Sreya Sarker is a Graphic Designer and a Printmaker based in Kolkata, India. Her interaction with design has been two-fold where she was, on one hand trained to understand the impact of visual expression on an aesthetic scale through her education in the Government College of Art and Craft, Calcutta and on the other the commercial impact of design was what influenced her understanding of visual presence and application. She had been engaged as a Graphic Designing teacher between 2007 and 2014 where her role was to impart knowledge of designing based on commercially viable design structures to students. The course was planned to structure an idea about the marketability of design and the concept of designing as a commercial option. 2014 onwards Sreya has been involved with an organization aiming at developing community-based craft enterprises. She works directly with traditional rural artists of India who engage in generations long traditions of creative involvement through craft making. Sreya has also been involved in multiple book designing and illustration projects. She has also played the role of a design coach and aptitude analyst for aspiring design students.
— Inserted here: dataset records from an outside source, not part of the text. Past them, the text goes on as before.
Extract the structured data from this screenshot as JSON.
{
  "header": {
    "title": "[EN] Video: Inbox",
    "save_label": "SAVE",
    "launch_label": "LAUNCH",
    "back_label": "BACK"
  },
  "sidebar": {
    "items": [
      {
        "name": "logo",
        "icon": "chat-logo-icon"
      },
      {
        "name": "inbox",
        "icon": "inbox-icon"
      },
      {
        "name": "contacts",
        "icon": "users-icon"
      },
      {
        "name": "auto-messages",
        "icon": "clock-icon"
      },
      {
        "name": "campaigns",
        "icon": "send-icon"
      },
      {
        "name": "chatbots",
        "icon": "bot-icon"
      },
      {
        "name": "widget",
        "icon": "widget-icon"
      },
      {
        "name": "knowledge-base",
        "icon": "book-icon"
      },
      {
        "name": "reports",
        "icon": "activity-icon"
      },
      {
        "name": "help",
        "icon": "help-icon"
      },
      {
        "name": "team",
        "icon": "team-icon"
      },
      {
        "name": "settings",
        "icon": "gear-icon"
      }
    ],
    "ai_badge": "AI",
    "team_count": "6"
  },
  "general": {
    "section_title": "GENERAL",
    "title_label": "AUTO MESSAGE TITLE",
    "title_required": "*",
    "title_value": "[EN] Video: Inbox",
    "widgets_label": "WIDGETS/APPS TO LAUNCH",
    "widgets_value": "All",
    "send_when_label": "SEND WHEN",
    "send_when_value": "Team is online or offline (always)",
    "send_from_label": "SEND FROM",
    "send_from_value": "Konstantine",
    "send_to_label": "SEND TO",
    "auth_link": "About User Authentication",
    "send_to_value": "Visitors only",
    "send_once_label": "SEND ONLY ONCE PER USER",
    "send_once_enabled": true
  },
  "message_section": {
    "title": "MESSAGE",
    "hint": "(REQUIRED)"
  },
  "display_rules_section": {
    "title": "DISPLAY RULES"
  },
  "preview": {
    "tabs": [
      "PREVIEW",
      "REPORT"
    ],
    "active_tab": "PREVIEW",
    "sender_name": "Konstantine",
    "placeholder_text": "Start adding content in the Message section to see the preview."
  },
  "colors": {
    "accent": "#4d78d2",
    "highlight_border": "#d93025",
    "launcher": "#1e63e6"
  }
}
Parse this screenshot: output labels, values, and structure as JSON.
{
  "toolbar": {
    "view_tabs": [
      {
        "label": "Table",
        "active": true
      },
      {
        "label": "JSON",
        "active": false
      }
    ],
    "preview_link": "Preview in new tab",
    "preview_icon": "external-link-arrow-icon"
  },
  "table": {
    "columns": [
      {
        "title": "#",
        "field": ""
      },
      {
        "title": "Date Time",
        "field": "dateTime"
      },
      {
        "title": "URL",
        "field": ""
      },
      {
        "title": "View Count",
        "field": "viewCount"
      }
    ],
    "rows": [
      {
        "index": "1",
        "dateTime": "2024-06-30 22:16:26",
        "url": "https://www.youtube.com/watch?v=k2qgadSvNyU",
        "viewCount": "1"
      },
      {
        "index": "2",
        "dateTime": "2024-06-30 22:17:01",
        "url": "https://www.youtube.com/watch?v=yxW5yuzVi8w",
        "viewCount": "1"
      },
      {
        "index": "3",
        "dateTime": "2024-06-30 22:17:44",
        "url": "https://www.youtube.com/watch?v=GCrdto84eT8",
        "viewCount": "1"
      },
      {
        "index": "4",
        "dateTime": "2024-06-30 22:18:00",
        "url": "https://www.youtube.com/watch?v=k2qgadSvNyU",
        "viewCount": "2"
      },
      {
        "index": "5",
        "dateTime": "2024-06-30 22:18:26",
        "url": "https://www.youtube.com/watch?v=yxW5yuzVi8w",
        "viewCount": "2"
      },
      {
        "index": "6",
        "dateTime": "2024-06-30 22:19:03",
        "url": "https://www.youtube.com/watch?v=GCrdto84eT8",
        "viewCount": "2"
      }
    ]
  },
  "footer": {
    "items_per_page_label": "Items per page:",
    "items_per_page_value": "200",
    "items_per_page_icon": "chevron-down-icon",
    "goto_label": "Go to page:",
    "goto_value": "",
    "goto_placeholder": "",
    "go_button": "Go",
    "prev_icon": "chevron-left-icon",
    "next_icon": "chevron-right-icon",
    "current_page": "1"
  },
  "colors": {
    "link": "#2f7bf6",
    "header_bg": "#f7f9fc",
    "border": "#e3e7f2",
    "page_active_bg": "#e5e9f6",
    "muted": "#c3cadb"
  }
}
Somewhere in the crossings between sensation and expression, image and text, embodied emotions and formless affect flows meaningful statements are made. Through these varied transformist approaches new dynamic ontologies are formed. Tracing the entire process of such mutations inspires a different sense of reality in all the participants or students at CCL. Operating in the here and the now as well as in relation to the past, they open up to moments of productive interdisciplinary and discursive interventions. The creative research practices at Cambridge Creation Lab are intended to embrace narrative analysis or configurations wherein the student researchers are guided through a process of deriving inspiration from many disciplines to present coherent yet spontaneous illustrations and above all understand the true essence of art through cultures.Our integrated approach to this learning will focus intensely on designing concepts and ideas that are highly visual and palpable yet fantastical. Sreya will be responsible for helping students reflect on the dialectical way of seeing and being able to synthesize the visible and the not so visible visualizations and thereby enriching their perceptual capacities.

Sreya is a crowd watcher. She likes noticing behavioral patterns as almost a pass time. Crowd according to her holds the key to every solution to a problem. Every need of design can be understood if a pattern of human beings can be recognized.